Adding to the complexity of balancing the generation and transmission of electricity, in 1978 the Public Utility Regulatory Policies Act (PURPA) allowed anyone to build power plants and sell the electricity to regulated utilities at prices that utilities would have paid to build their own power plants. The goal of PURPA was to increase competition in the electricity business, and it did, but it also added to problems brought about by competition. These included:

  1. difficulty managing unscheduled flows over transmission lines;
  2. confusion about who is responsible for planning and building new transmission lines;
  3. difficulties reconciling the differences between actual transmission line capacity and contracted capacity;
  4. difficulty monitoring wholesale transmission markets and identifying abuses of the wholesale power market;
  5. difficulty in setting fair rates for power that is transmitted across control areas (each area can charge a separate fee, and these are cumulative); and
  6. problems with transmission owners charging their competitors more to transmit power than they charge themselves, thus giving transmission owners a competitive advantage in power sales.

Because energy deregulation appears to be here to stay, transmission owners, utilities, energy planners and regulatory agencies are working to resolve these problems and keep the electrical system reliable and power prices affordable. In 1999, the Federal Energy Regulatory Commission proposed the creation of regional transmission organizations around the country that would implement a standard market design as a means of improving communication among and between control areas and addressing issues related to competition and deregulation of wholesale electricity. The concept, however, was not popular in the Northwest, where the characteristics of the electricity system, heavily hydropower and mostly federal transmission, are different than other parts of the country. Power is generated and dispatched differently in a hydropower-based system than in a system that is largely thermal, as power systems are elsewhere in the country, and the Northwest control area is not the same as the Pennsylvania/New Jersey/Maryland control area, upon which the FERC based its standard market design.

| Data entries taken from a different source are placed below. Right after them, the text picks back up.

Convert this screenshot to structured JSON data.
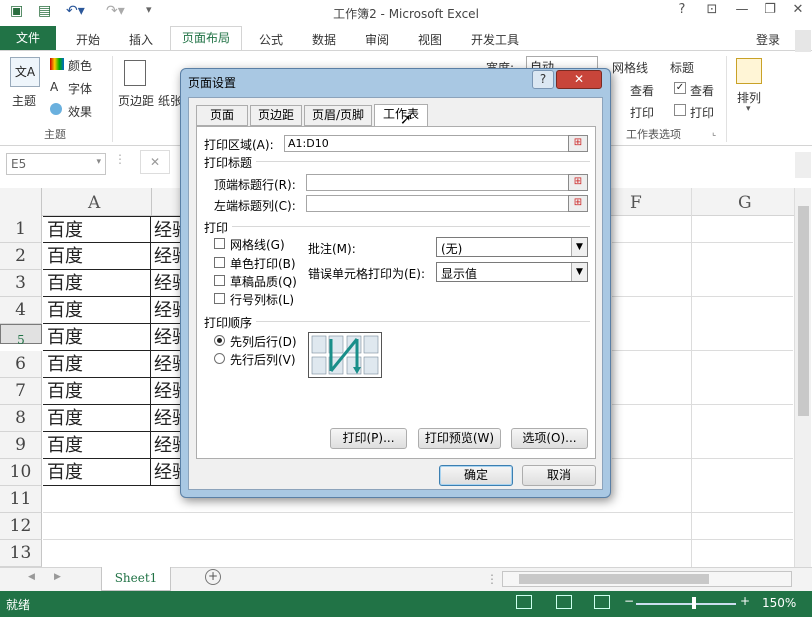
{
  "window": {
    "title": "工作簿2 - Microsoft Excel",
    "help": "?",
    "login": "登录"
  },
  "ribbon_tabs": [
    "文件",
    "开始",
    "插入",
    "页面布局",
    "公式",
    "数据",
    "审阅",
    "视图",
    "开发工具"
  ],
  "ribbon": {
    "theme": {
      "main": "主题",
      "colors": "颜色",
      "fonts": "字体",
      "effects": "效果",
      "group": "主题"
    },
    "margins": "页边距",
    "orientation": "纸张",
    "width_label": "宽度:",
    "width_value": "自动",
    "gridlines": {
      "title": "网格线",
      "view": "查看",
      "print": "打印"
    },
    "headings": {
      "title": "标题",
      "view": "查看",
      "print": "打印"
    },
    "sheet_options_group": "工作表选项",
    "arrange": "排列"
  },
  "formula": {
    "namebox": "E5"
  },
  "columns": [
    "A",
    "F",
    "G"
  ],
  "rows": [
    "1",
    "2",
    "3",
    "4",
    "5",
    "6",
    "7",
    "8",
    "9",
    "10",
    "11",
    "12",
    "13"
  ],
  "cells_a": [
    "百度",
    "百度",
    "百度",
    "百度",
    "百度",
    "百度",
    "百度",
    "百度",
    "百度",
    "百度"
  ],
  "cells_b": [
    "经验",
    "经验",
    "经验",
    "经验",
    "经验",
    "经验",
    "经验",
    "经验",
    "经验",
    "经验"
  ],
  "sheet_tab": "Sheet1",
  "status": {
    "ready": "就绪",
    "zoom": "150%"
  },
  "dialog": {
    "title": "页面设置",
    "tabs": [
      "页面",
      "页边距",
      "页眉/页脚",
      "工作表"
    ],
    "print_area_label": "打印区域(A):",
    "print_area_value": "A1:D10",
    "print_titles": "打印标题",
    "rows_repeat": "顶端标题行(R):",
    "cols_repeat": "左端标题列(C):",
    "print_section": "打印",
    "checks": [
      "网格线(G)",
      "单色打印(B)",
      "草稿品质(Q)",
      "行号列标(L)"
    ],
    "comments_label": "批注(M):",
    "comments_value": "(无)",
    "errors_label": "错误单元格打印为(E):",
    "errors_value": "显示值",
    "order_section": "打印顺序",
    "order_options": [
      "先列后行(D)",
      "先行后列(V)"
    ],
    "btn_print": "打印(P)...",
    "btn_preview": "打印预览(W)",
    "btn_options": "选项(O)...",
    "btn_ok": "确定",
    "btn_cancel": "取消"
  }
}
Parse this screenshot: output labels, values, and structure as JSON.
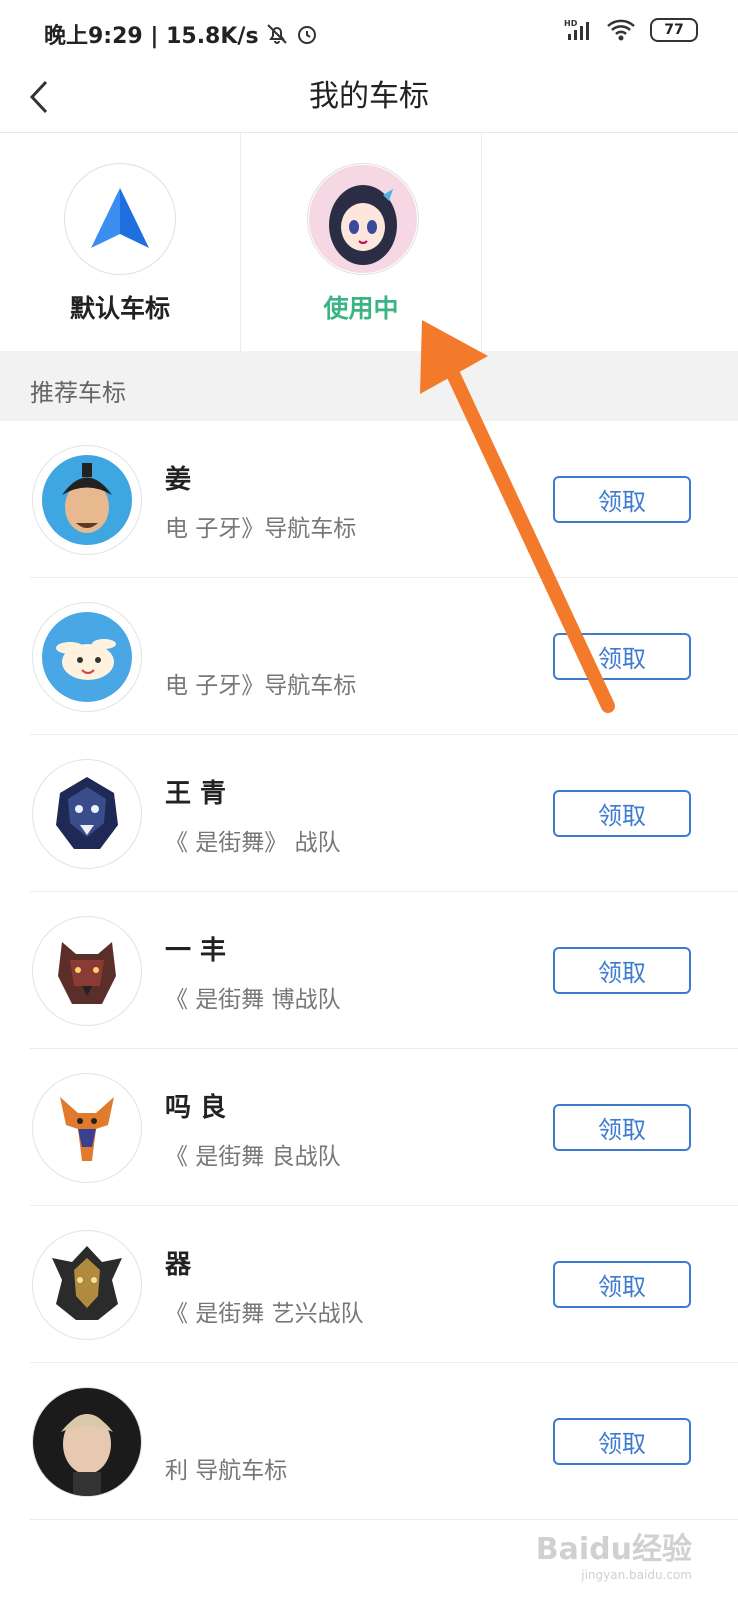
{
  "status_bar": {
    "time": "晚上9:29 | 15.8K/s",
    "battery": "77",
    "icons": [
      "mute-bell-icon",
      "alarm-icon",
      "hd-signal-icon",
      "wifi-icon",
      "battery-icon"
    ]
  },
  "header": {
    "title": "我的车标"
  },
  "current_markers": [
    {
      "label": "默认车标",
      "icon": "navigation-arrow-icon"
    },
    {
      "label": "使用中",
      "icon": "anime-girl-avatar"
    }
  ],
  "section": {
    "title": "推荐车标"
  },
  "markers": [
    {
      "title": "姜",
      "subtitle": "电 子牙》导航车标",
      "button": "领取",
      "avatar": "ancient-man-avatar"
    },
    {
      "title": "",
      "subtitle": "电 子牙》导航车标",
      "button": "领取",
      "avatar": "rabbit-avatar"
    },
    {
      "title": "王 青",
      "subtitle": "《 是街舞》 战队",
      "button": "领取",
      "avatar": "wolf-mask-avatar"
    },
    {
      "title": "一 丰",
      "subtitle": "《 是街舞 博战队",
      "button": "领取",
      "avatar": "panther-avatar"
    },
    {
      "title": "吗 良",
      "subtitle": "《 是街舞 良战队",
      "button": "领取",
      "avatar": "giraffe-avatar"
    },
    {
      "title": "器",
      "subtitle": "《 是街舞 艺兴战队",
      "button": "领取",
      "avatar": "dragon-mask-avatar"
    },
    {
      "title": "",
      "subtitle": "利 导航车标",
      "button": "领取",
      "avatar": "person-photo-avatar"
    }
  ],
  "watermark": {
    "text": "Baidu经验",
    "sub": "jingyan.baidu.com"
  },
  "colors": {
    "accent_blue": "#3d7bd1",
    "active_green": "#3bb384",
    "arrow_orange": "#f47a2b"
  }
}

In response to the 1999 FERC proposal, Northwest utilities and Bonneville tried several times to form alternative regional transmission organizations. These attempts failed because of disagreements on key issues. For example, in one iteration the parties could not agree on the level of independence the new regional entity would have from direct control by regional interests and the degree of FERC oversight that would be acceptable.

The latest attempt at a regional transmission organization is called ColumbiaGrid, which formed in March 2006. ColumbiaGrid members include Avista Corporation of Spokane, the Bonneville Power Administration, Chelan County PUD, Grant County PUD, Puget Sound Energy, Seattle City Light, Snohomish PUD, and Tacoma Power. In August, ColumbiaGrid elected a three-member board of directors.

ColumbiaGrid is intended as an umbrella organization under which a set of multiparty contracts will be put in place to address specific issues, including planning, reliability, congestion management, capacity calculation, and coordinated management. These contracts, called functional agreements, would be open to both ColumbiaGrid members, who would be expected to sign them, and to non-members who qualify by virtue of operating facilities relevant to the agreements.

The first agreement, which pertains to transmission planning and expansion, was signed in May 2007. The agreement authorizes a planning staff to coordinate and undertake multi-system reliability expansion studies for participants, a biennial plan, and provisions for supporting the plan before FERC or other relevant regulatory agencies in order to aid in its implementation.